Ohloh’s KudoRank

by Marty Alchin on November 8, 2007 about numbers

Jonathan Buchanan recently joined Ohloh and gave me a Kudo and I noticed something fascinating: my KudoRank jumped about 88% all at once. Needless to say, that struck me as a little … odd.

So I checked their documentation, and checked it against the situation. Their rules line up as follows:

  1. The more Kudos you receive, the higher your KudoRank becomes.

    This was my first Kudo, so clearly this didn’t come into play.

  2. Your influence increases as your KudoRank improves.

    This would refer to Jonathan’s KudoRank, since it would be his opinion that’s affecting my rank. He had no Kudos initially, but I gave him one fairly quickly, so that probably affected the importance of his Kudo for me. Still, I can’t imagine one Kudo would have much impact.

  3. Giving away more Kudos dilutes your opinion.

    This I can see. Given that I’m Jonathan’s only Kudo so far, his opinion obviously hasn’t been diluted.

  4. Stacks improve KudoRank.

    I admit, I do have a few applications listed on Ohloh, but Jonathan is the only one other than myself who has stacked any of them, and he only did so for one of them. Again, I can’t see this doing much.

Now, don’t get me wrong, I actually like the guidelines they’ve listed above. They obviously put a lot of thought into trying to approximate, using code, the human dynamics of personal recomendations. The opinions of important people generally are taken more seriously than those of the lesser-known, and someone who’s stringy with praise will find that praise to me more influential than that of others. But they neglected to take into account something else, and it illustrates a bigger problem.
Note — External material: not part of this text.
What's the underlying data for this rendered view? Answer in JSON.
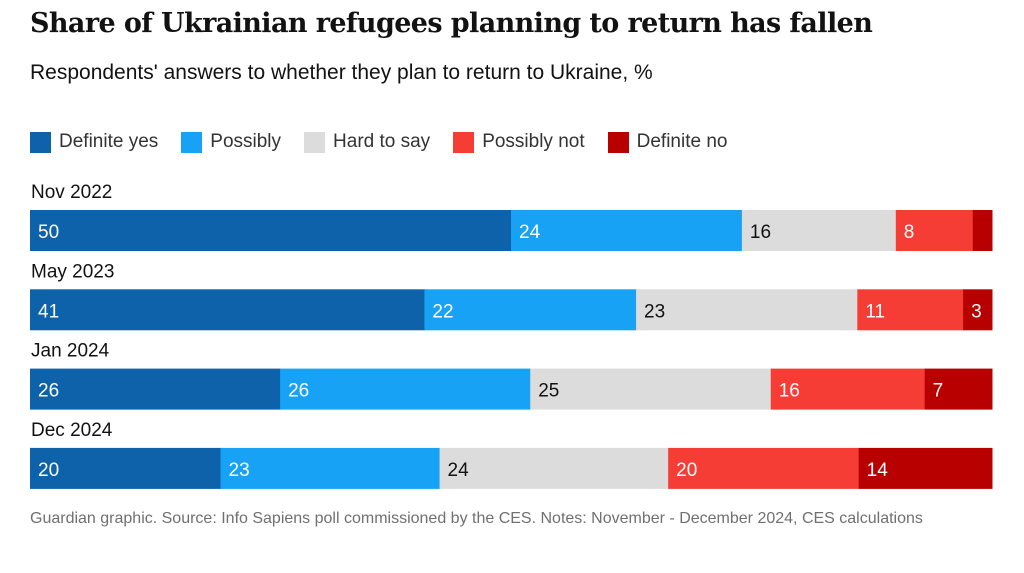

This post confirms my suspicions, showing that it was indeed the third rule above that caused the sudden increase. Because Jonathan hadn’t thrown Kudos out all over the place, his opinion is considered of highest importance. The problem is, his account was brand new, so he hasn’t yet had a chance to spread Kudos around. It’d be like a new guy at the office pitching his fist idea, and the CEO immediately running with it, because he didn’t have a record of pitching a billion nonsense ideas.

The trick here is to take time into account as well. The longer someone is a member, the more important their lack of Kudo activity should become. That way, users have to prove that they’re careful about their opinions before those opinions are given added weight. One simple — yet somewhat naïve — approach would be to give everybody a base weight when they join, and increase that weight each day (hour, week, whatever) that goes by without any new kudos. This would reward those who are consisently careful, without giving undue weight to just joined and don’t have a proven track record.
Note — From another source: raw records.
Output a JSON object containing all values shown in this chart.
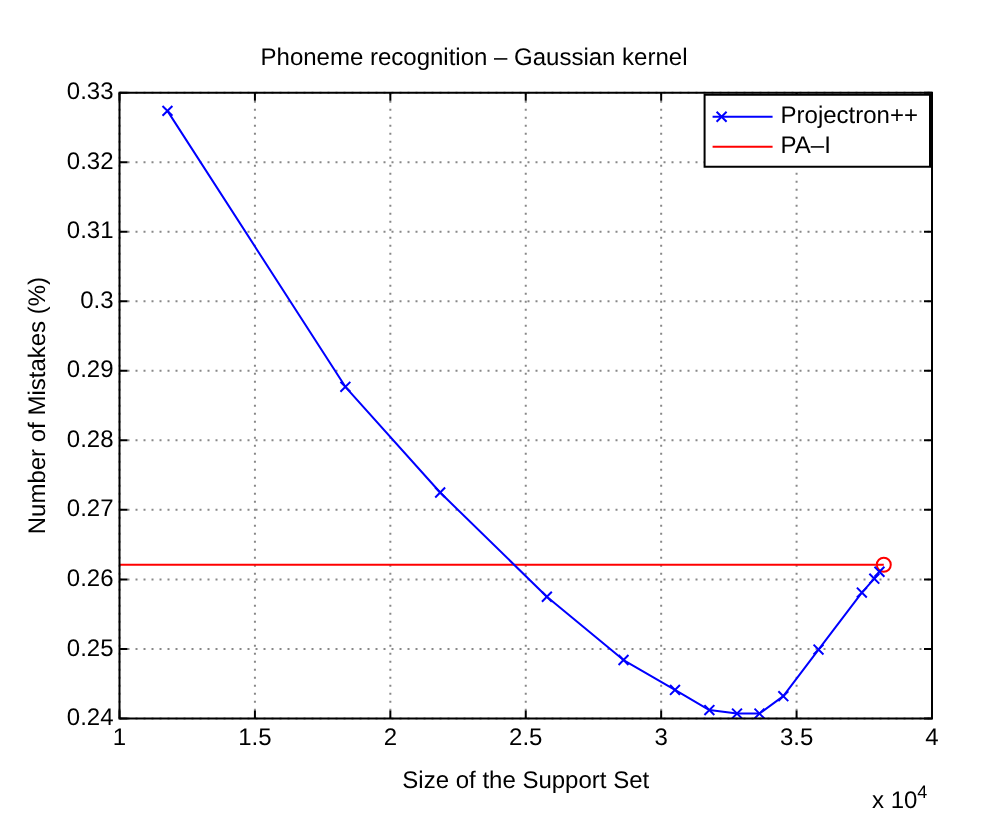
{
  "chart_data": {
    "type": "line",
    "title": "Phoneme recognition – Gaussian kernel",
    "xlabel": "Size of the Support Set",
    "ylabel": "Number of Mistakes (%)",
    "xlim": [
      1,
      4
    ],
    "xticks": [
      1,
      1.5,
      2,
      2.5,
      3,
      3.5,
      4
    ],
    "ylim": [
      0.24,
      0.33
    ],
    "yticks": [
      0.24,
      0.25,
      0.26,
      0.27,
      0.28,
      0.29,
      0.3,
      0.31,
      0.32,
      0.33
    ],
    "grid": true,
    "legend": "top right",
    "annotations": [
      "x 10$^{4}$"
    ],
    "series": [
      {
        "name": "Projectron++",
        "color": "#0000ff",
        "marker": "cross",
        "x": [
          1.177,
          1.834,
          2.184,
          2.578,
          2.861,
          3.051,
          3.178,
          3.28,
          3.363,
          3.451,
          3.581,
          3.741,
          3.787,
          3.806
        ],
        "values": [
          0.3274,
          0.2877,
          0.2725,
          0.2575,
          0.2484,
          0.2441,
          0.2412,
          0.2407,
          0.2407,
          0.2432,
          0.2499,
          0.2581,
          0.2601,
          0.2611
        ]
      },
      {
        "name": "PA–I",
        "color": "#ff0000",
        "marker": "circle",
        "x": [
          1,
          3.822
        ],
        "values": [
          0.2621,
          0.2621
        ]
      }
    ]
  }
}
Now, I know I mentioned Jonathan several times here, but it has nothing to do with him at all, really; he just happened to give me a Kudo, which exposed the problem. I regard his opinion highly, but I wouldn’t expect Ohloh to do the same; at least, not yet.

The bigger problem at work here, though, is what happens when people try to use code to approximate human behavior. It’s easy to look at a few things and assume it’ll do a decent job, but it’s really hard to get it right. I won’t pretend to have all the answers, but it seems to me like Ohloh missed a very simple point in their KudoRank calculations. They seem relatively open to suggestions though, so maybe my comment on that thread ont he topic will come to something.

This area is something I find very interesting, and I’ll probably be writing about it in the future.